Using the NSW Literacy continuum K-10

Three teachers talk – text version

Literacy learning in the early years

In Kindergarten, students begin to link their knowledge about oral language to their growing knowledge about written language. They contribute to class discussions, listen to, ask and respond to questions. They discuss the meaning of texts read aloud by the teacher and begin to use a number of skills and strategies to read and view texts.

They use their ability to hear sounds in words and their knowledge of letter-sound relationships to help them read and write. They compose simple texts. They learn about sentence punctuation and elementary grammar.

As students progress through the early years, they learn how to read and respond to more demanding written, visual and digital texts for pleasure, to communicate and to gain information.
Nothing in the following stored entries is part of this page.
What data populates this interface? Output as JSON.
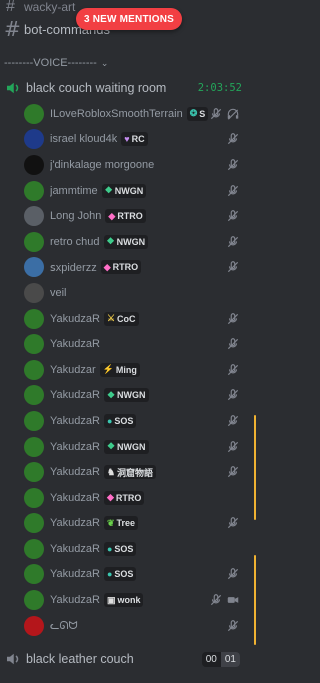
{
  "channels": {
    "top_partial": "wacky-art",
    "bot_commands": "bot-commands"
  },
  "mentions_badge": "3 NEW MENTIONS",
  "category": {
    "label": "--------VOICE--------"
  },
  "voice_channels": [
    {
      "name": "black couch waiting room",
      "timer": "2:03:52"
    },
    {
      "name": "black leather couch",
      "count_current": "00",
      "count_limit": "01"
    }
  ],
  "users": [
    {
      "name": "ILoveRobloxSmoothTerrain",
      "avatar_color": "#2f7a2a",
      "tag": "S",
      "tag_icon": "❂",
      "tag_color": "#3ac7b0",
      "icons": [
        "muted-icon",
        "deafen-icon"
      ]
    },
    {
      "name": "israel kloud4k",
      "avatar_color": "#1e3a8a",
      "tag": "RC",
      "tag_icon": "♥",
      "tag_color": "#c58cf0",
      "icons": [
        "muted-icon"
      ]
    },
    {
      "name": "j'dinkalage morgoone",
      "avatar_color": "#111111",
      "tag": "",
      "tag_icon": "",
      "tag_color": "",
      "icons": [
        "muted-icon"
      ]
    },
    {
      "name": "jammtime",
      "avatar_color": "#2f7a2a",
      "tag": "NWGN",
      "tag_icon": "❖",
      "tag_color": "#3fcf8e",
      "icons": [
        "muted-icon"
      ]
    },
    {
      "name": "Long John",
      "avatar_color": "#5a5f66",
      "tag": "RTRO",
      "tag_icon": "◆",
      "tag_color": "#ff6ec7",
      "icons": [
        "muted-icon"
      ]
    },
    {
      "name": "retro chud",
      "avatar_color": "#2f7a2a",
      "tag": "NWGN",
      "tag_icon": "❖",
      "tag_color": "#3fcf8e",
      "icons": [
        "muted-icon"
      ]
    },
    {
      "name": "ꜱxpiderzz",
      "avatar_color": "#3b6ea5",
      "tag": "RTRO",
      "tag_icon": "◆",
      "tag_color": "#ff6ec7",
      "icons": [
        "muted-icon"
      ]
    },
    {
      "name": "veil",
      "avatar_color": "#4a4a4a",
      "tag": "",
      "tag_icon": "",
      "tag_color": "",
      "icons": []
    },
    {
      "name": "YakudzaR",
      "avatar_color": "#2f7a2a",
      "tag": "CoC",
      "tag_icon": "⚔",
      "tag_color": "#e8c547",
      "icons": [
        "muted-icon"
      ]
    },
    {
      "name": "YakudzaR",
      "avatar_color": "#2f7a2a",
      "tag": "",
      "tag_icon": "",
      "tag_color": "",
      "icons": [
        "muted-icon"
      ]
    },
    {
      "name": "Yakudzar",
      "avatar_color": "#2f7a2a",
      "tag": "Ming",
      "tag_icon": "⚡",
      "tag_color": "#ff4d4d",
      "icons": [
        "muted-icon"
      ]
    },
    {
      "name": "YakudzaR",
      "avatar_color": "#2f7a2a",
      "tag": "NWGN",
      "tag_icon": "❖",
      "tag_color": "#3fcf8e",
      "icons": [
        "muted-icon"
      ]
    },
    {
      "name": "YakudzaR",
      "avatar_color": "#2f7a2a",
      "tag": "SOS",
      "tag_icon": "●",
      "tag_color": "#3ac7b0",
      "icons": [
        "muted-icon"
      ]
    },
    {
      "name": "YakudzaR",
      "avatar_color": "#2f7a2a",
      "tag": "NWGN",
      "tag_icon": "❖",
      "tag_color": "#3fcf8e",
      "icons": [
        "muted-icon"
      ]
    },
    {
      "name": "YakudzaR",
      "avatar_color": "#2f7a2a",
      "tag": "洞窟物語",
      "tag_icon": "♞",
      "tag_color": "#dddddd",
      "icons": [
        "muted-icon"
      ]
    },
    {
      "name": "YakudzaR",
      "avatar_color": "#2f7a2a",
      "tag": "RTRO",
      "tag_icon": "◆",
      "tag_color": "#ff6ec7",
      "icons": []
    },
    {
      "name": "YakudzaR",
      "avatar_color": "#2f7a2a",
      "tag": "Tree",
      "tag_icon": "❦",
      "tag_color": "#6ad14a",
      "icons": [
        "muted-icon"
      ]
    },
    {
      "name": "YakudzaR",
      "avatar_color": "#2f7a2a",
      "tag": "SOS",
      "tag_icon": "●",
      "tag_color": "#3ac7b0",
      "icons": []
    },
    {
      "name": "YakudzaR",
      "avatar_color": "#2f7a2a",
      "tag": "SOS",
      "tag_icon": "●",
      "tag_color": "#3ac7b0",
      "icons": [
        "muted-icon"
      ]
    },
    {
      "name": "YakudzaR",
      "avatar_color": "#2f7a2a",
      "tag": "wonk",
      "tag_icon": "▣",
      "tag_color": "#dddddd",
      "icons": [
        "muted-icon",
        "video-icon"
      ]
    },
    {
      "name": "ᓚᘏᗢ",
      "avatar_color": "#b4161b",
      "tag": "",
      "tag_icon": "",
      "tag_color": "",
      "icons": [
        "muted-icon"
      ]
    }
  ]
}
They create texts that become increasingly sustained as the range of contexts, audiences and purposes broadens.

Literacy learning in the early years provides the foundation for future literacy learning.

Literacy learning in the middle years

In the middle years, students learn how to understand and produce increasingly sophisticated texts. In particular, they develop and extend their comprehension strategies, vocabulary knowledge and reading fluency. As well, they create extended spoken, written and multimodal texts and further develop their ability to spell, punctuate and use more complex grammar. They increasingly articulate these understandings about language and transfer them to different circumstances and learning areas.
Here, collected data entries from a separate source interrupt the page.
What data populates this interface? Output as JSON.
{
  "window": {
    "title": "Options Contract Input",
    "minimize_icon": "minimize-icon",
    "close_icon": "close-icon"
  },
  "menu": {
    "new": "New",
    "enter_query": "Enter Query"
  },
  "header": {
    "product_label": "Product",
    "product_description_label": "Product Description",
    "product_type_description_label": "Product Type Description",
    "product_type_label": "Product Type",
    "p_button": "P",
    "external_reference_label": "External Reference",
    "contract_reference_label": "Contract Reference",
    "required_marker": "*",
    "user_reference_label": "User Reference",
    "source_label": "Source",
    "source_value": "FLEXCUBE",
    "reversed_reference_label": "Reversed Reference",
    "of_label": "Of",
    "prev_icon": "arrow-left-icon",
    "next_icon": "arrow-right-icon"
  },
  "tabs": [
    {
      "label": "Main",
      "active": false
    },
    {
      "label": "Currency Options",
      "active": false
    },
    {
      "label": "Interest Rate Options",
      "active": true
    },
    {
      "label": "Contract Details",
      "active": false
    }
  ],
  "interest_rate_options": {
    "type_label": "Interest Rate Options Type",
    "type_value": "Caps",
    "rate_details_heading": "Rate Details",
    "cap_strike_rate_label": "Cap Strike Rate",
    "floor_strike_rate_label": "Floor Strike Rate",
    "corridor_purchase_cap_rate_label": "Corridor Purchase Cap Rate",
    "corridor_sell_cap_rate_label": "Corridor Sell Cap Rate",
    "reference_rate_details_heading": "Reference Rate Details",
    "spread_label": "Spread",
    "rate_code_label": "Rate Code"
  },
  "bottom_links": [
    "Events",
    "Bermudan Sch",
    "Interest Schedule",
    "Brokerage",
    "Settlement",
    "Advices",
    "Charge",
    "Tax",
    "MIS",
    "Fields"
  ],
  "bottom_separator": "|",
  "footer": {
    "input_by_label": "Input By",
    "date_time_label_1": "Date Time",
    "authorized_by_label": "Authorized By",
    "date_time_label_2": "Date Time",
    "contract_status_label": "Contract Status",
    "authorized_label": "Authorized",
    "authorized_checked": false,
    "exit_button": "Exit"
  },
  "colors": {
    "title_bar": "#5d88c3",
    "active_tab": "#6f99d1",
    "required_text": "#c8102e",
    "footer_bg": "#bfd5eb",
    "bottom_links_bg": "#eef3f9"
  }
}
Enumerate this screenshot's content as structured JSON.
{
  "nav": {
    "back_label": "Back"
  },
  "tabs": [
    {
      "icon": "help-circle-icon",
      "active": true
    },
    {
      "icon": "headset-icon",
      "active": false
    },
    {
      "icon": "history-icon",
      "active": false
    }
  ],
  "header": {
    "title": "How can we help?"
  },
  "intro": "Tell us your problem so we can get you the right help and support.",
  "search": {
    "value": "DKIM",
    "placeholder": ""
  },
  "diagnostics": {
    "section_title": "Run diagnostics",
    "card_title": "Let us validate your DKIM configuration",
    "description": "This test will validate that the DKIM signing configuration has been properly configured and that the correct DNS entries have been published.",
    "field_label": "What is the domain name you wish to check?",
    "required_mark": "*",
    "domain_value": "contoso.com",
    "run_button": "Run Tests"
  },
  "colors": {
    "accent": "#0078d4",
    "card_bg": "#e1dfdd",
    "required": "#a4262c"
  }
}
Students read, respond to and compose increasingly complex texts in different media, both print-based and digital, that have multiple purposes and audiences. They investigate, craft, manipulate and exploit texts creatively and analyse the differences between texts, purposes and audiences.

Literacy learning in the later years

In the later years, students consolidate, expand and polish the literacy skills and knowledge learned in the middle and early years, including important aspects of ongoing literacy learning, such as structure, syntax, spelling, grammar, punctuation and vocabulary. Students read, view and analyse more complex and sophisticated texts in different modes from a variety of historical, social and cultural contexts.
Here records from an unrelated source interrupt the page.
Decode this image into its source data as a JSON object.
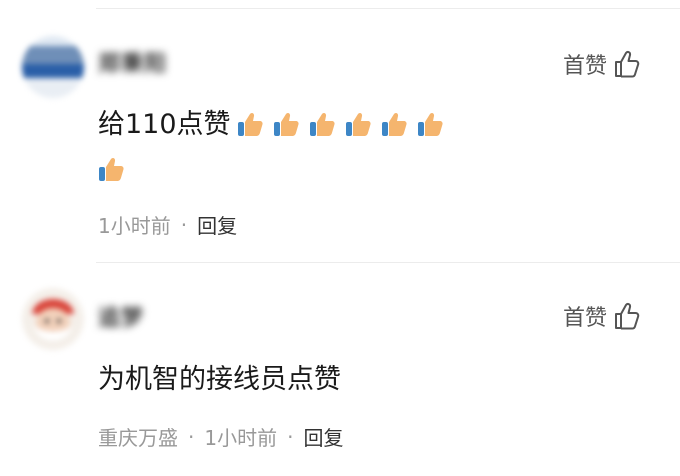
{
  "comments": [
    {
      "username": "郑秉阳",
      "like_label": "首赞",
      "text": "给110点赞",
      "emoji_count": 7,
      "time": "1小时前",
      "dot": "·",
      "reply_label": "回复"
    },
    {
      "username": "追梦",
      "like_label": "首赞",
      "text": "为机智的接线员点赞",
      "location": "重庆万盛",
      "time": "1小时前",
      "dot": "·",
      "reply_label": "回复"
    }
  ],
  "icons": {
    "like": "thumbs-up-outline-icon",
    "emoji": "thumbs-up-emoji"
  },
  "colors": {
    "meta": "#999999",
    "divider": "#ececec",
    "emoji_skin": "#f5b56e",
    "emoji_cuff": "#3d86c6"
  }
}
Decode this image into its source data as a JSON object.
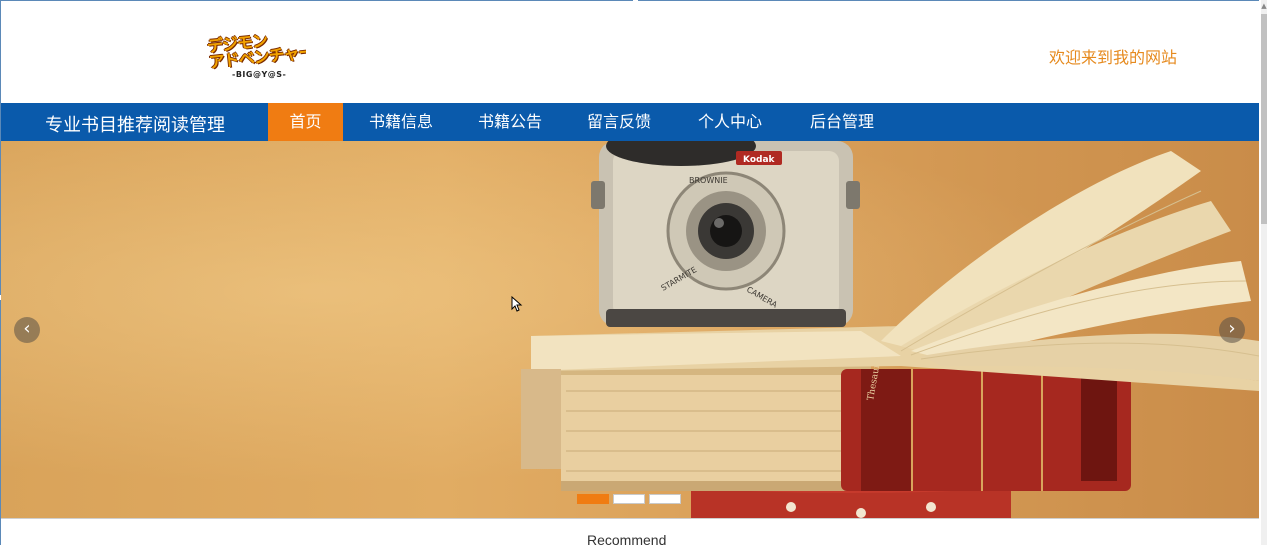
{
  "header": {
    "logo_text": "デジモン\nアドベンチャー",
    "logo_sub": "-BIG@Y@S-",
    "welcome": "欢迎来到我的网站"
  },
  "nav": {
    "site_title": "专业书目推荐阅读管理",
    "items": [
      {
        "label": "首页",
        "active": true
      },
      {
        "label": "书籍信息",
        "active": false
      },
      {
        "label": "书籍公告",
        "active": false
      },
      {
        "label": "留言反馈",
        "active": false
      },
      {
        "label": "个人中心",
        "active": false
      },
      {
        "label": "后台管理",
        "active": false
      }
    ]
  },
  "banner": {
    "prev_icon": "chevron-left-icon",
    "next_icon": "chevron-right-icon",
    "prev_glyph": "‹",
    "next_glyph": "›",
    "slides": 3,
    "active_slide": 1,
    "camera_brand": "Kodak",
    "camera_model": "BROWNIE",
    "camera_lens_text": "STARMITE CAMERA"
  },
  "section": {
    "recommend": "Recommend"
  },
  "colors": {
    "nav_bg": "#0a5aab",
    "accent": "#f07c12",
    "welcome": "#e68a1e"
  }
}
Students learn how to be more critically, visually and technologically literate, reflecting on and evaluating content and the effects of language choices and different forms of texts, and considering how these shape the way texts are received and read in different contexts.

 

Students use subject area vocabulary and metalanguage, such as the language of analysis, evaluation, persuasion or explanation.

They use the structures and forms of texts appropriate to different disciplines. Students experiment with language by manipulating texts for diverse audiences, purposes and contexts.